Interview and Book Review: NoSQL Distilled
NoSQL Distilled, authored by Pramod Sadalage and Martin Fowler, covers NoSQL databases as well as the concept of Polyglot Persistence that is becoming popular with the emergence of various NoSQL data stores. They cover the data models supported by NoSQL data stores like Aggregate Data Models including Key Value, Document, and Column-Family Stores. They also discuss the Relationships concept and Graph Databases that support the relationships between data entities.
The authors follow a consistent format for the chapters on the popular NoSQL data stores. Each chapter includes the sections on Features, Suitable Use Cases, and When Not to Use for each of the NoSQL databases like Key-Value, Document, Column-Family, and Graph Databases.
They also discuss how to manage schema changes in a relational databases (RDBMS) versus a NoSQL Data Store. They talk about the polyglot persistence concept which addresses the disparate data storage needs, and discuss service usage over direct data store usage.
In the last chapter, authors discuss what to consider when choosing a database for your data storage requirements.
InfoQ spoke with Pramod and Martin about their book, the NoSQL database space, and the emerging trends in NoSQL.
InfoQ: What are the different design considerations (like consistency, availability and concurrency control) that database architects and developers should take into account when using NoSQL databases compared to the traditional relational databases?
Pramod: Much of this depends on the requirements of the application being developed. Some applications may need high availability but may not have such high requirements for consistent data – systems such as log aggregation or content display systems may fit this model. Other systems may need highly consistent data but not high availability. So developers get to make the decisions about options to choose in the CAP theorem. In traditional relational databases some of these decisions have been made for you by the database itself.

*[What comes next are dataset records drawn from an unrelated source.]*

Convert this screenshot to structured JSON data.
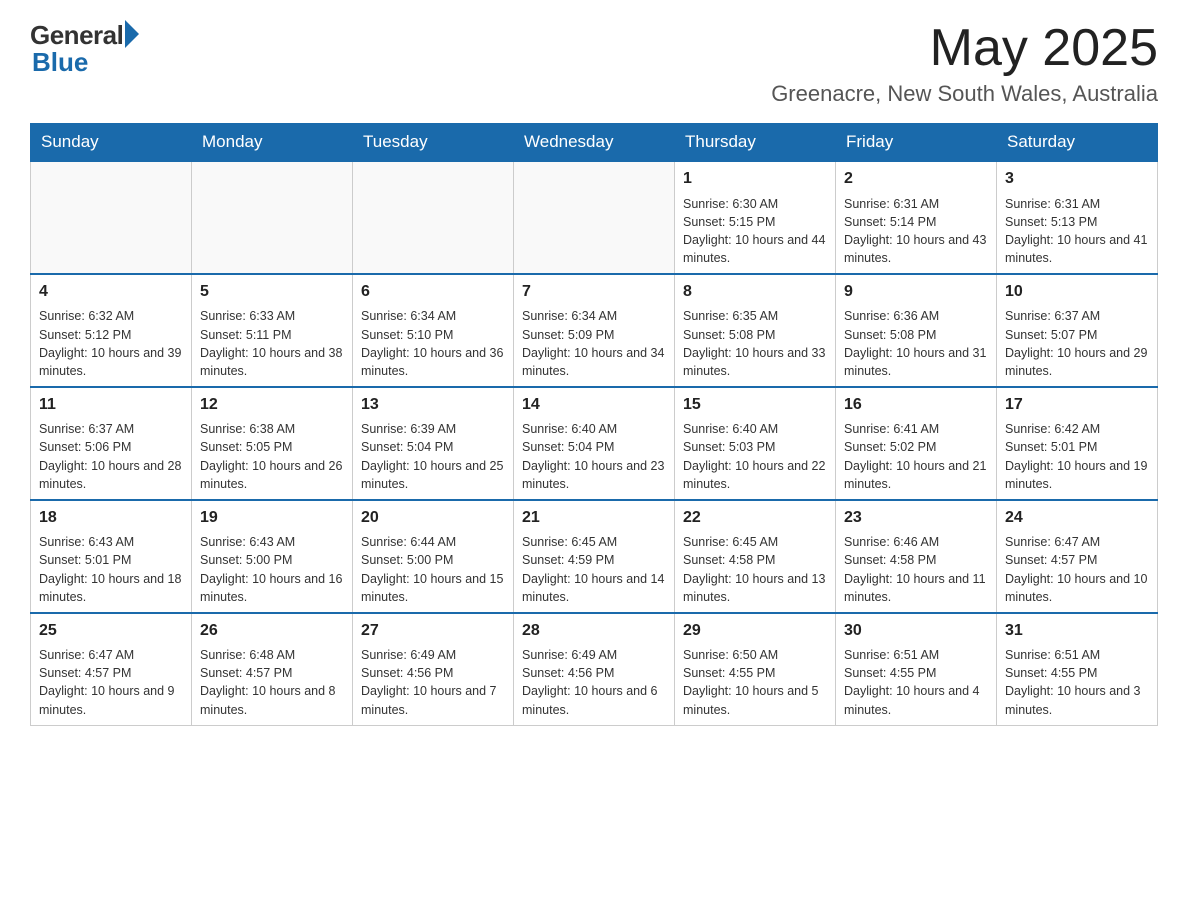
{
  "header": {
    "logo_general": "General",
    "logo_blue": "Blue",
    "month_title": "May 2025",
    "subtitle": "Greenacre, New South Wales, Australia"
  },
  "weekdays": [
    "Sunday",
    "Monday",
    "Tuesday",
    "Wednesday",
    "Thursday",
    "Friday",
    "Saturday"
  ],
  "weeks": [
    [
      {
        "day": "",
        "info": ""
      },
      {
        "day": "",
        "info": ""
      },
      {
        "day": "",
        "info": ""
      },
      {
        "day": "",
        "info": ""
      },
      {
        "day": "1",
        "info": "Sunrise: 6:30 AM\nSunset: 5:15 PM\nDaylight: 10 hours and 44 minutes."
      },
      {
        "day": "2",
        "info": "Sunrise: 6:31 AM\nSunset: 5:14 PM\nDaylight: 10 hours and 43 minutes."
      },
      {
        "day": "3",
        "info": "Sunrise: 6:31 AM\nSunset: 5:13 PM\nDaylight: 10 hours and 41 minutes."
      }
    ],
    [
      {
        "day": "4",
        "info": "Sunrise: 6:32 AM\nSunset: 5:12 PM\nDaylight: 10 hours and 39 minutes."
      },
      {
        "day": "5",
        "info": "Sunrise: 6:33 AM\nSunset: 5:11 PM\nDaylight: 10 hours and 38 minutes."
      },
      {
        "day": "6",
        "info": "Sunrise: 6:34 AM\nSunset: 5:10 PM\nDaylight: 10 hours and 36 minutes."
      },
      {
        "day": "7",
        "info": "Sunrise: 6:34 AM\nSunset: 5:09 PM\nDaylight: 10 hours and 34 minutes."
      },
      {
        "day": "8",
        "info": "Sunrise: 6:35 AM\nSunset: 5:08 PM\nDaylight: 10 hours and 33 minutes."
      },
      {
        "day": "9",
        "info": "Sunrise: 6:36 AM\nSunset: 5:08 PM\nDaylight: 10 hours and 31 minutes."
      },
      {
        "day": "10",
        "info": "Sunrise: 6:37 AM\nSunset: 5:07 PM\nDaylight: 10 hours and 29 minutes."
      }
    ],
    [
      {
        "day": "11",
        "info": "Sunrise: 6:37 AM\nSunset: 5:06 PM\nDaylight: 10 hours and 28 minutes."
      },
      {
        "day": "12",
        "info": "Sunrise: 6:38 AM\nSunset: 5:05 PM\nDaylight: 10 hours and 26 minutes."
      },
      {
        "day": "13",
        "info": "Sunrise: 6:39 AM\nSunset: 5:04 PM\nDaylight: 10 hours and 25 minutes."
      },
      {
        "day": "14",
        "info": "Sunrise: 6:40 AM\nSunset: 5:04 PM\nDaylight: 10 hours and 23 minutes."
      },
      {
        "day": "15",
        "info": "Sunrise: 6:40 AM\nSunset: 5:03 PM\nDaylight: 10 hours and 22 minutes."
      },
      {
        "day": "16",
        "info": "Sunrise: 6:41 AM\nSunset: 5:02 PM\nDaylight: 10 hours and 21 minutes."
      },
      {
        "day": "17",
        "info": "Sunrise: 6:42 AM\nSunset: 5:01 PM\nDaylight: 10 hours and 19 minutes."
      }
    ],
    [
      {
        "day": "18",
        "info": "Sunrise: 6:43 AM\nSunset: 5:01 PM\nDaylight: 10 hours and 18 minutes."
      },
      {
        "day": "19",
        "info": "Sunrise: 6:43 AM\nSunset: 5:00 PM\nDaylight: 10 hours and 16 minutes."
      },
      {
        "day": "20",
        "info": "Sunrise: 6:44 AM\nSunset: 5:00 PM\nDaylight: 10 hours and 15 minutes."
      },
      {
        "day": "21",
        "info": "Sunrise: 6:45 AM\nSunset: 4:59 PM\nDaylight: 10 hours and 14 minutes."
      },
      {
        "day": "22",
        "info": "Sunrise: 6:45 AM\nSunset: 4:58 PM\nDaylight: 10 hours and 13 minutes."
      },
      {
        "day": "23",
        "info": "Sunrise: 6:46 AM\nSunset: 4:58 PM\nDaylight: 10 hours and 11 minutes."
      },
      {
        "day": "24",
        "info": "Sunrise: 6:47 AM\nSunset: 4:57 PM\nDaylight: 10 hours and 10 minutes."
      }
    ],
    [
      {
        "day": "25",
        "info": "Sunrise: 6:47 AM\nSunset: 4:57 PM\nDaylight: 10 hours and 9 minutes."
      },
      {
        "day": "26",
        "info": "Sunrise: 6:48 AM\nSunset: 4:57 PM\nDaylight: 10 hours and 8 minutes."
      },
      {
        "day": "27",
        "info": "Sunrise: 6:49 AM\nSunset: 4:56 PM\nDaylight: 10 hours and 7 minutes."
      },
      {
        "day": "28",
        "info": "Sunrise: 6:49 AM\nSunset: 4:56 PM\nDaylight: 10 hours and 6 minutes."
      },
      {
        "day": "29",
        "info": "Sunrise: 6:50 AM\nSunset: 4:55 PM\nDaylight: 10 hours and 5 minutes."
      },
      {
        "day": "30",
        "info": "Sunrise: 6:51 AM\nSunset: 4:55 PM\nDaylight: 10 hours and 4 minutes."
      },
      {
        "day": "31",
        "info": "Sunrise: 6:51 AM\nSunset: 4:55 PM\nDaylight: 10 hours and 3 minutes."
      }
    ]
  ]
}
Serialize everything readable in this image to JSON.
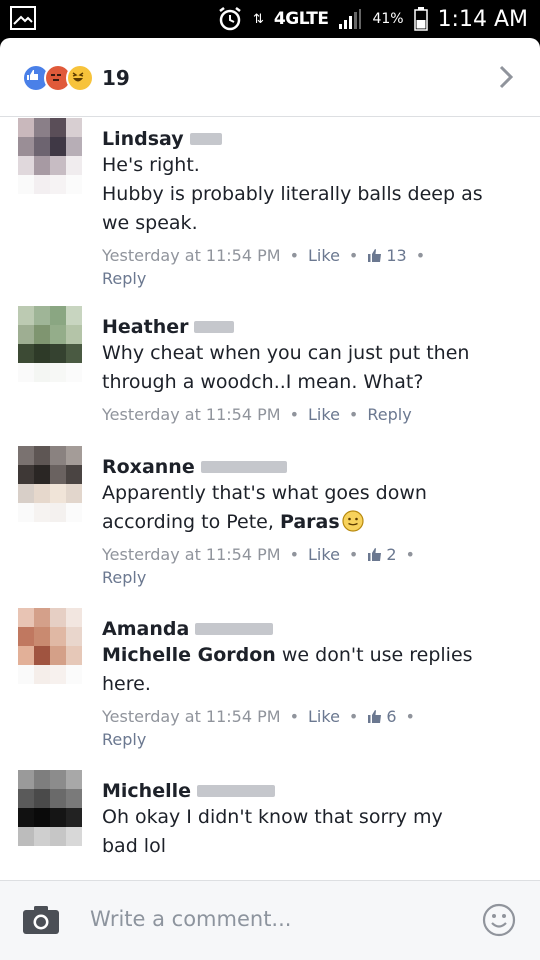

Martin: Also remember that within a single application, different use cases may have different needs for availability, response time, and consistency. To make the right decisions you have to understand the underlying business needs.
InfoQ: NoSQL databases are schemaless. How does this feature of NoSQL data stores impact the data governance and database management efforts of data architects and DBAs supporting enterprise applications?
Pramod: Data storage is schemaless, but it does not mean that there is no schema or there is no schema design. Schema is defined by the application that writes to the database. Data governance and data architecture can be applied and influenced at the application level. This shift means that the DBA and Data Architecture teams need to understand some of these NoSQL technologies and service-based integration instead of always relying on database-based integration.
Martin: We've heard people argue that a schemaless database means you don't have to worry about database migration. This is a serious misapprehension. Certainly being schemaless gives you a few more options, but often you have to do similar techniques for migration that you use for relational databases.
InfoQ: Can you talk more about the techniques like sharding and replication that are getting more popular with the emergence of NoSQL databases? What are the advantages and limitations of these techniques?
Martin: One of the original drivers for NoSQL databases was to work better on clusters, with large amounts of replication and/or sharding. This is particularly a feature of those databases that we classify as aggregate-oriented, because the aggregates make a natural unit for distributing the data.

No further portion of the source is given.